Monday, September 21, 2009

French Finish

Even though Noe and I had been on the Vineyard all weekend, then sat on a very cold ferry, then rode in a car for two hours, then looked at some piglets at Fred and Julia's house, I still felt ambitious enough to tackle a Julia Child recipe for dinner on Sunday night. Granted, it was not a super-complicated or very lengthy recipe - it was simply "pan broiled steak" (although the term "pan broiled" makes no sense to me; I thought broiling was done under, well, a BROILER) with a red wine and butter sauce.

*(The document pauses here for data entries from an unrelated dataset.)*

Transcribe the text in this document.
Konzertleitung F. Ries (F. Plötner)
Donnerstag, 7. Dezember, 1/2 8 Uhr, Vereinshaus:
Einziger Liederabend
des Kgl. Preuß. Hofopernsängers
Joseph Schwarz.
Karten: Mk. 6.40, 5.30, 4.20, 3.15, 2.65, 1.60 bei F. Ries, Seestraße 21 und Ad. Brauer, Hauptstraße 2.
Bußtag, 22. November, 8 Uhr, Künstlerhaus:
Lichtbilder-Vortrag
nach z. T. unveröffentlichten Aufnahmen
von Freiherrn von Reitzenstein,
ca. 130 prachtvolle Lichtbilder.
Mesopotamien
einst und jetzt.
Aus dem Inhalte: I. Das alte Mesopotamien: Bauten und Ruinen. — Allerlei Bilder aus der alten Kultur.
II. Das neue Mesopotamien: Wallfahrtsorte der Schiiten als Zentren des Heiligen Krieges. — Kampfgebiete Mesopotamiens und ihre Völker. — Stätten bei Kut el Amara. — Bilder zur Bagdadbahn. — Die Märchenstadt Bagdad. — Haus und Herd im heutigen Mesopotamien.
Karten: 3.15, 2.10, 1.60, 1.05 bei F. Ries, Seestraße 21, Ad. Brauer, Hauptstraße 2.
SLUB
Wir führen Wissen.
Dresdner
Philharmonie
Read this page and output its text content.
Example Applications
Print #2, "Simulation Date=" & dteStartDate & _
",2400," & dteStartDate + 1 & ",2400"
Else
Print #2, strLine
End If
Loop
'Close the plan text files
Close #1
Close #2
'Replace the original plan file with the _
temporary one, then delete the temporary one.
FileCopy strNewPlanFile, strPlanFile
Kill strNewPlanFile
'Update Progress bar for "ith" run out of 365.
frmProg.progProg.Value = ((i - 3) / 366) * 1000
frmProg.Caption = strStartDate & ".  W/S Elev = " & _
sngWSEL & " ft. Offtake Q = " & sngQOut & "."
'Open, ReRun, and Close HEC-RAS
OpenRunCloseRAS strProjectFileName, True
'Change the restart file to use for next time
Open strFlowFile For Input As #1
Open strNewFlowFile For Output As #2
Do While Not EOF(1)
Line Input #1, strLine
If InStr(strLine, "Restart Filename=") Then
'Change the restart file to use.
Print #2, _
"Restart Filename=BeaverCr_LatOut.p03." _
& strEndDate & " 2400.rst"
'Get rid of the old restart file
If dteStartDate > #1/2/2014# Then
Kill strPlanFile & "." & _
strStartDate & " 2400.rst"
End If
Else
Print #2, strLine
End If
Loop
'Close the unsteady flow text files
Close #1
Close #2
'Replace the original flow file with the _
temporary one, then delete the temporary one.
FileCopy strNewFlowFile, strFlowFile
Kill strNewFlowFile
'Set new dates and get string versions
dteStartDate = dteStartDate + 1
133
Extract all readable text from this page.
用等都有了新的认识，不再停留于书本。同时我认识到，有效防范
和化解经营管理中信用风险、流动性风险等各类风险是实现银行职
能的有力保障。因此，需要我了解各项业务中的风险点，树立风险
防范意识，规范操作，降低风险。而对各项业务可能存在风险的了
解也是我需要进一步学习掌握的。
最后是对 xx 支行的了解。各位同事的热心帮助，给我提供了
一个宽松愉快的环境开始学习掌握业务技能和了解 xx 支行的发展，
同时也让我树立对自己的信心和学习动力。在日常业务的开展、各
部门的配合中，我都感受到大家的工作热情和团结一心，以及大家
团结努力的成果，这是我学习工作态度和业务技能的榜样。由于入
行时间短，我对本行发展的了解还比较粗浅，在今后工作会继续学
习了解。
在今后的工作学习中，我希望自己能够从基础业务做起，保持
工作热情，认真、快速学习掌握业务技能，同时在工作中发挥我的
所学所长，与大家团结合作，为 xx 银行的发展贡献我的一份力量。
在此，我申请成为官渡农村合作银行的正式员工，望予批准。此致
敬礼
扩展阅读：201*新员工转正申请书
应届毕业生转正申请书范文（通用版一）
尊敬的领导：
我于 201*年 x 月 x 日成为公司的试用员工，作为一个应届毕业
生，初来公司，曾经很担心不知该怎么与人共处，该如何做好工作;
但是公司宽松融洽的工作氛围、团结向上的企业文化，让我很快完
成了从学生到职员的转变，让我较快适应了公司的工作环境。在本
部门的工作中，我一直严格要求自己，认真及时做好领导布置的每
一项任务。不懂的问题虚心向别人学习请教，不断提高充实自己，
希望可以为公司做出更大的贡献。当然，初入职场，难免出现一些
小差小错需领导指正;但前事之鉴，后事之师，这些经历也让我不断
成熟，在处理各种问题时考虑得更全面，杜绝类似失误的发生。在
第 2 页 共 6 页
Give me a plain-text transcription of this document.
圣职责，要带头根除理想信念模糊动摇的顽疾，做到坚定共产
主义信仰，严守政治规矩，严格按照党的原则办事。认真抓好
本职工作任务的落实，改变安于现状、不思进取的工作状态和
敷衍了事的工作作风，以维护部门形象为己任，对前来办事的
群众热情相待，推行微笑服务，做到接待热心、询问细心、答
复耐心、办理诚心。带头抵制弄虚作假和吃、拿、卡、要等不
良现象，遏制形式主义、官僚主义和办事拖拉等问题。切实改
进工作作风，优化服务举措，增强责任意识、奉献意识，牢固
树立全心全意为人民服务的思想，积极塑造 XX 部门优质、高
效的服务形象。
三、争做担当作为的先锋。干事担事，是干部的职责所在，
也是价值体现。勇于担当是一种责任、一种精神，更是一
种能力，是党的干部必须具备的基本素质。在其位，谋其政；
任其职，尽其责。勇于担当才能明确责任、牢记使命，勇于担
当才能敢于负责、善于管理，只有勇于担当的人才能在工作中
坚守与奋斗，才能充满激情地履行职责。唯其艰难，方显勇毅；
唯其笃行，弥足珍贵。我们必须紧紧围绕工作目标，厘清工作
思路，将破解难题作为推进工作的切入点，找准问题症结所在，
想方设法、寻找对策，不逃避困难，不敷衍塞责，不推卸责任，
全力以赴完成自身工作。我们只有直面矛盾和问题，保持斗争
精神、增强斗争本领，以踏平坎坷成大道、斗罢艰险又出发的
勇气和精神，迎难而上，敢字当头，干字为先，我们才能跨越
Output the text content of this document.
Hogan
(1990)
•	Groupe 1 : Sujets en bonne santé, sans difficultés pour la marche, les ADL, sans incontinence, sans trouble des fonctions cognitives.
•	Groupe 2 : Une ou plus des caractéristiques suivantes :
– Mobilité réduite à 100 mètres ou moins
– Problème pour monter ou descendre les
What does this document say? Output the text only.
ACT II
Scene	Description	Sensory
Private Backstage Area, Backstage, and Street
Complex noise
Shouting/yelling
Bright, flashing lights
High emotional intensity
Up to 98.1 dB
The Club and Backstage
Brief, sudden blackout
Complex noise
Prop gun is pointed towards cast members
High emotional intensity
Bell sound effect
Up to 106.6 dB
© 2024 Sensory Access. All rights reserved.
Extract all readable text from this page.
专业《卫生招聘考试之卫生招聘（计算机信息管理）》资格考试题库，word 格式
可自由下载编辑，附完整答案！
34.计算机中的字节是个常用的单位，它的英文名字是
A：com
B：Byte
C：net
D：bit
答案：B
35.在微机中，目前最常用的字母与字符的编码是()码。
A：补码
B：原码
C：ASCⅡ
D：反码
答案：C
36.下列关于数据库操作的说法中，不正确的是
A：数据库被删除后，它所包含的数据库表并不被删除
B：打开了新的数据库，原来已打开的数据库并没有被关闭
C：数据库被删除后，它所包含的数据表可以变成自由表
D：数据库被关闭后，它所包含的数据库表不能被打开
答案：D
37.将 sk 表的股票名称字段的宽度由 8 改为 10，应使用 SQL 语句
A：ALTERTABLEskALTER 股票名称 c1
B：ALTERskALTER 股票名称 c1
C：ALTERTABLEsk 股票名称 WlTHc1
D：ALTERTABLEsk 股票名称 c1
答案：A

I decided to make this not because it looked easy, but more because I was sort of craving red meat after a weekend of delicious sushi and fried seafood.

Bifteck Saute Marchand de Vins -
Fancy French for "beef cooked in a pan and sauced with red wine."
(Sorry about the shadow on the page.)

I bought a couple sirloin steaks at the grocery store (I know, I know - I am not supposed to shop at the supermarche - but convenience sometimes wins) and uncorked a bottle of Little Penguin Shiraz that had been sitting on my kitchen wine rack for awhile (cheap and Australian, yes, but also rated as a great bargain by Wine Spectator), poured a glass, and set to work.

The first thing I did was chop up the shallot and parsley I would need later in the recipe. I swear, onions and shallots get worse for me with every chop. This was one shallot and I was literally  IN TEARS.

Chopped shallot and parsley for use in the pan sauce

I threw some  butter and oil in a pan and heated it to what I assumed was hot enough (Julia had said that when the foam from the butter subsides, the pan is hot enough. I had to use my judgment as to when the foam had sufficiently subsided). At that point, the meat went into the pan and was cooked for about four minutes on each side, giving it a nice sear.

Steaks in a pan, seared on one side

Once the steaks were seared to medium-rare perfection (the little droplets of blood appeared on the surface, just like Julia said they would!) I set them aside, poured the fat from the pan into the fat jar (you know, the jar you keep under the sink for bacon drippings), then put the pan back on the heat and cooked up the shallot for a minute or two. Then came the wine.

Shallots, wine, and meat drippings - what's NOT to like?

I boiled the wine down to an "almost syrup-like" consistency. Then - this is the good part - I took the pan off heat, and - one spoonful at a time - stirred in four tablespoons of butter (I TOLD you it was good). Once the butter was stirred in and the sauce thickened, I threw in the parsley and we were ready to go.

Sauce - YUM.

All that  was left was to spoon the sauce over the steaks, add our sides (Noe made rice - surprise, surprise), pour a glass of wine, and enjoy.

The steaks were cooked perfectly - a nice sear on the outside and a great pink-to-red gradient on the inside. As for the sauce, it was good - buttery and rich - but Noe and I both actually thought it lacked depth. Noe thought I should have added a handful of garlic (but my personal rule is not to modify Julia until I try it the way she wrote it); I felt like I should have used a really meaty wine (like a big California cab) rather than a $7 Shiraz. There was nothing WRONG with it; we were both just looking for a little more.

Overall, I think this was a success - I liked the cooking method and Julia has several sauce and flavored butter options that I am definitely anxious to try. And I hope I haven't discouraged anyone from trying this one - Noe and I are just a little too accustomed to my normal heavy hand with garlic - for someone with all their taste buds still in tact, this has ample flavor to please.